Among the tall ships and grey hulls that filled New York Harbor for America’s 250th birthday, the strangest silhouette wasn’t a ship at all. Lashed to the flight deck of USS Nimitz, between rows of Super Hornets, sat a windowless grey machine with folded wings and no cockpit: the MQ-25 Stingray — the drone that will refuel the US Navy’s fighters, and the first hard evidence most spectators have ever seen of the robot carrier air wing that’s coming.
According to Stars and Stripes, the Navy opened International Naval Review 250 in New York Harbor on July 4 with Nimitz at its heart — fresh from a multinational fleet exercise in the Atlantic, and with the Stingray demonstrator riding along as a very deliberate show-and-tell.
Quick Facts: MQ-25 Stingray T-1 Demonstrator
| What it is | Boeing-owned MQ-25 demonstrator (“T-1”), flying since 2019 |
| Where | Aboard USS Nimitz for FLEETEX 250 and the 250th anniversary naval review in New York |
| Size | Production MQ-25: 75 ft wingspan (31.3 ft folded), 51 ft long — wider than a Super Hornet |
| Mission | Aerial refueling for the carrier air wing, plus built-in ISR capability |
| Status | First production-representative MQ-25 flew April 2026; Navy aims for initial operational capability next year |
A Very Big Drone on a Very Famous Deck
The Navy confirmed to The War Zone what deck photos had suggested: “We do indeed have a Boeing-owned T-1 prototype currently onboard,” a spokesperson said. T-1 is the original Stingray demonstrator — it has been flying since 2019 and made history by refueling a crewed aircraft in flight, but it has never launched from or landed on a carrier. It was craned aboard, just as it was for deck-handling trials on USS George H.W. Bush in December 2021.

What the photos really communicate is scale. The production Stingray spans 75 feet — thirty feet more than the Super Hornets parked beside it — and even with wings folded it occupies more than 31 feet of precious deck space. Maneuvering something that size, with nobody in it, through the choreographed chaos of carrier deck operations remains one of the program’s hardest problems.

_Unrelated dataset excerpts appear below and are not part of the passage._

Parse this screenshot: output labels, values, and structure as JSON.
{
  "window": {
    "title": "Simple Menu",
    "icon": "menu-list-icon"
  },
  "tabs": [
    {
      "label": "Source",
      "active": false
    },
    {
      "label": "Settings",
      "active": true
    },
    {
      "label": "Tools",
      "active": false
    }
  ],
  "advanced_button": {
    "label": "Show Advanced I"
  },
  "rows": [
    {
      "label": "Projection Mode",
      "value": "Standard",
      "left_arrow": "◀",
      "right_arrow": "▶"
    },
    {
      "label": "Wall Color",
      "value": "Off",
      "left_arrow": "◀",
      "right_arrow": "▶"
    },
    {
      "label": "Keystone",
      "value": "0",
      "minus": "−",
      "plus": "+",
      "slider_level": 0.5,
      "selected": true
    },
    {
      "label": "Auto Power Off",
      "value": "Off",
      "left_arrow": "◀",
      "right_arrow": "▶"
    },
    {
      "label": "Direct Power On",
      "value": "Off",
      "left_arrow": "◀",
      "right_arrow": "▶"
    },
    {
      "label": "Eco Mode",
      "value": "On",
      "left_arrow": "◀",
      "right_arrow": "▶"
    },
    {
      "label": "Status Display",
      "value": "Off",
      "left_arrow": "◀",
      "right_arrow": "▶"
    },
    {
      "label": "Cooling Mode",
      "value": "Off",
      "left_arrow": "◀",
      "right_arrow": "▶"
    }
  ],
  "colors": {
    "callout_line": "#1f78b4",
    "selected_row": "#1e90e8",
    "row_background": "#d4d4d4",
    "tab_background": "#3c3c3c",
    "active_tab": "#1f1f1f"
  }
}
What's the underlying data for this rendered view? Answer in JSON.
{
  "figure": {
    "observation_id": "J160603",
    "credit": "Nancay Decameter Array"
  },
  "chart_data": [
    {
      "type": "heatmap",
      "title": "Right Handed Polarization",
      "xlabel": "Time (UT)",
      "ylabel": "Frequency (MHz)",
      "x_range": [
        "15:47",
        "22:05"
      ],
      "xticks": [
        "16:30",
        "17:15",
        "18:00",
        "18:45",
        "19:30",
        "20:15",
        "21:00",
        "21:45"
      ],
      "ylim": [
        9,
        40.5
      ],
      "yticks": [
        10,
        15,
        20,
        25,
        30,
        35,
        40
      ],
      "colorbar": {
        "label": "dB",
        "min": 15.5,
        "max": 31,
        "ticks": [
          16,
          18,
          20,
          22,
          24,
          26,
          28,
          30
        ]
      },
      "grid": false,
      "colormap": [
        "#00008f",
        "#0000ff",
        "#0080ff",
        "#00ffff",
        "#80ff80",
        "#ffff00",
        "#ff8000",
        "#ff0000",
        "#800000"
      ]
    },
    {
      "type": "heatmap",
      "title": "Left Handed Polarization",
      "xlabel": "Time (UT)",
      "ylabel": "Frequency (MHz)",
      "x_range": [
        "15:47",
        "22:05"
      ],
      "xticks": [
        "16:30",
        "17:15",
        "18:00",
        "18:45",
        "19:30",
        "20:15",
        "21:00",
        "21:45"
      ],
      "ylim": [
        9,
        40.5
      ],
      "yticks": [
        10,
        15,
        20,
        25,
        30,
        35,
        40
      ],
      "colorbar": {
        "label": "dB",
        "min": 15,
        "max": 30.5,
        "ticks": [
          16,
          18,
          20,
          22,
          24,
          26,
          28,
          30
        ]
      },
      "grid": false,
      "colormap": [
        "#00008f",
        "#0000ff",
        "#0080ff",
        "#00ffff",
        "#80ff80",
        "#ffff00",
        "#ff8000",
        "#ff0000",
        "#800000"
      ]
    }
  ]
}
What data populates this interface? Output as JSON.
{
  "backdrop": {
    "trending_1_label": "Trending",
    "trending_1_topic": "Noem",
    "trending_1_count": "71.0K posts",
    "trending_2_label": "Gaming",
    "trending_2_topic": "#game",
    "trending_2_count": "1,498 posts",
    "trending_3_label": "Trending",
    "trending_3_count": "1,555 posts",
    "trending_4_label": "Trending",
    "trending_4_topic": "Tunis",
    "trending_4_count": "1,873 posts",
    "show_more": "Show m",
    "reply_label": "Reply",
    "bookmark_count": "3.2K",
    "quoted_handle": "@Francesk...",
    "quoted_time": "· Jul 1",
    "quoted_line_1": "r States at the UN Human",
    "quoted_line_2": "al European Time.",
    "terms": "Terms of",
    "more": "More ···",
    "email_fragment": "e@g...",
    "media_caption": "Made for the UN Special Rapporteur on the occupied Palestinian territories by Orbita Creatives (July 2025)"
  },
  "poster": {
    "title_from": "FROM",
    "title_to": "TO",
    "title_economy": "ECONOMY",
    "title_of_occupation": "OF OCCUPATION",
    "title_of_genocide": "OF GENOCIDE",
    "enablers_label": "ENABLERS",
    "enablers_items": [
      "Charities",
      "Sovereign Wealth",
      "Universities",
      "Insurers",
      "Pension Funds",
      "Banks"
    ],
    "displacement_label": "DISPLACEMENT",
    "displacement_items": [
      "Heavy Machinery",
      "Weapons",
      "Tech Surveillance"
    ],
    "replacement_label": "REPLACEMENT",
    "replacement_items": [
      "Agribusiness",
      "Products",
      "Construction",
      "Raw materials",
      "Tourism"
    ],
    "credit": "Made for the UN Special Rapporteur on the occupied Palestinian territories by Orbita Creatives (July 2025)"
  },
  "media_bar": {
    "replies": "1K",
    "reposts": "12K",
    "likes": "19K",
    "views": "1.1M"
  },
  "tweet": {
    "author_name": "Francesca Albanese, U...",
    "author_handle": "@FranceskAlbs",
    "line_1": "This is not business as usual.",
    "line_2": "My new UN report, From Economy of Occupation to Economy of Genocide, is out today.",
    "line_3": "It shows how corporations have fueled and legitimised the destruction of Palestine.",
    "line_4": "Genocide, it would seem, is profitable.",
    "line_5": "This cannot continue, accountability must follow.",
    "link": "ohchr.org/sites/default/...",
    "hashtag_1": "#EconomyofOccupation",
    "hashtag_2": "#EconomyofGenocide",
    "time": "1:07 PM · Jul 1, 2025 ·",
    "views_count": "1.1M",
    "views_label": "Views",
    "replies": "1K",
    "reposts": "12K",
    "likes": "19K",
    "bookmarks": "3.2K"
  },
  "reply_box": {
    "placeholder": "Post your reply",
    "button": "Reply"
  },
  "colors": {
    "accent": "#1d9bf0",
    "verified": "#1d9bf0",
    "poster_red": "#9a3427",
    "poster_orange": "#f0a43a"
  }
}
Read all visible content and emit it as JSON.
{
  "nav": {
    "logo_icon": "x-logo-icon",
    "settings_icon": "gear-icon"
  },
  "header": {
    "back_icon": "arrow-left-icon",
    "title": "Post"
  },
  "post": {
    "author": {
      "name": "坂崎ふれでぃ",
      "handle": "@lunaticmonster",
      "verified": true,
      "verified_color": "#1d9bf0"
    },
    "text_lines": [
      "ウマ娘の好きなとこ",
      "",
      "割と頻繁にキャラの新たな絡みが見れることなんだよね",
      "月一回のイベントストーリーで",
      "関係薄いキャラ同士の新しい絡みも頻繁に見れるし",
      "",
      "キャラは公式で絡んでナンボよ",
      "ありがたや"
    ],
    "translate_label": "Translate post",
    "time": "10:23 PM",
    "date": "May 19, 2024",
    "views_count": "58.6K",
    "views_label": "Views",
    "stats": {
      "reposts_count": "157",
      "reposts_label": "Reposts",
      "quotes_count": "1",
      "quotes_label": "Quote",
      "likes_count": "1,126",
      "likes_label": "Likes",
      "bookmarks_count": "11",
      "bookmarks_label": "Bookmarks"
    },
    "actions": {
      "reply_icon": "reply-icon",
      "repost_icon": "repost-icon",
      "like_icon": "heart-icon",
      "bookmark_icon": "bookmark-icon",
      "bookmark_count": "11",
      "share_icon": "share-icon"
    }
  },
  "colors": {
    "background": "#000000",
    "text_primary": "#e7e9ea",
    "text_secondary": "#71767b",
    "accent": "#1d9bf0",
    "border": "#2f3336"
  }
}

Twenty-Six Warships and a Birthday Party
Nimitz spent late June leading Fleet Exercise 250, a large multinational training event in the Atlantic with participants including the United Kingdom, France, Germany, Spain, Brazil, Canada and Turkey. In a group-sail photo exercise on June 25, the carrier led 25 other warships from 13 of the participating nations — the kind of formation navies stage once a decade.

From there the carrier turned north for New York and the International Naval Review, where the Blue Angels led a parade of aircraft over the Hudson on July 4 — joined, in a neat diplomatic touch, by France’s Patrouille de France trailing red, white and blue smoke over the harbor, as Stars and Stripes reported.
The Air Wing of the Future, Sooner or Later
Behind the pageantry is a program the Navy badly needs. The Stingray’s first job is unglamorous but critical: taking over the tanker mission from F/A-18F Super Hornets, which currently burn airframe life passing gas to other jets. Every operational Stingray frees up a strike fighter and extends the reach of the whole air wing — which matters enormously in a Pacific where anti-ship missiles keep pushing carriers further from their targets.
The program is years late. The original goal was initial operational capability in 2024; the first production-representative Stingray only flew this April. The Navy now hopes to declare IOC next year, with drone control centers already installed aboard George H.W. Bush, Carl Vinson, Theodore Roosevelt and Ronald Reagan.
Nimitz herself will almost certainly never operate a Stingray for real — the Navy has extended the 51-year-old carrier’s service life only into next March. Which makes the image oddly fitting: the fleet’s oldest active flattop, on her farewell tour, carrying the future on her back into New York Harbor. Navy officials want future air wings to be 60 percent or more uncrewed. The strange grey shape on Nimitz’s deck is what that future looks like, parked next to the present.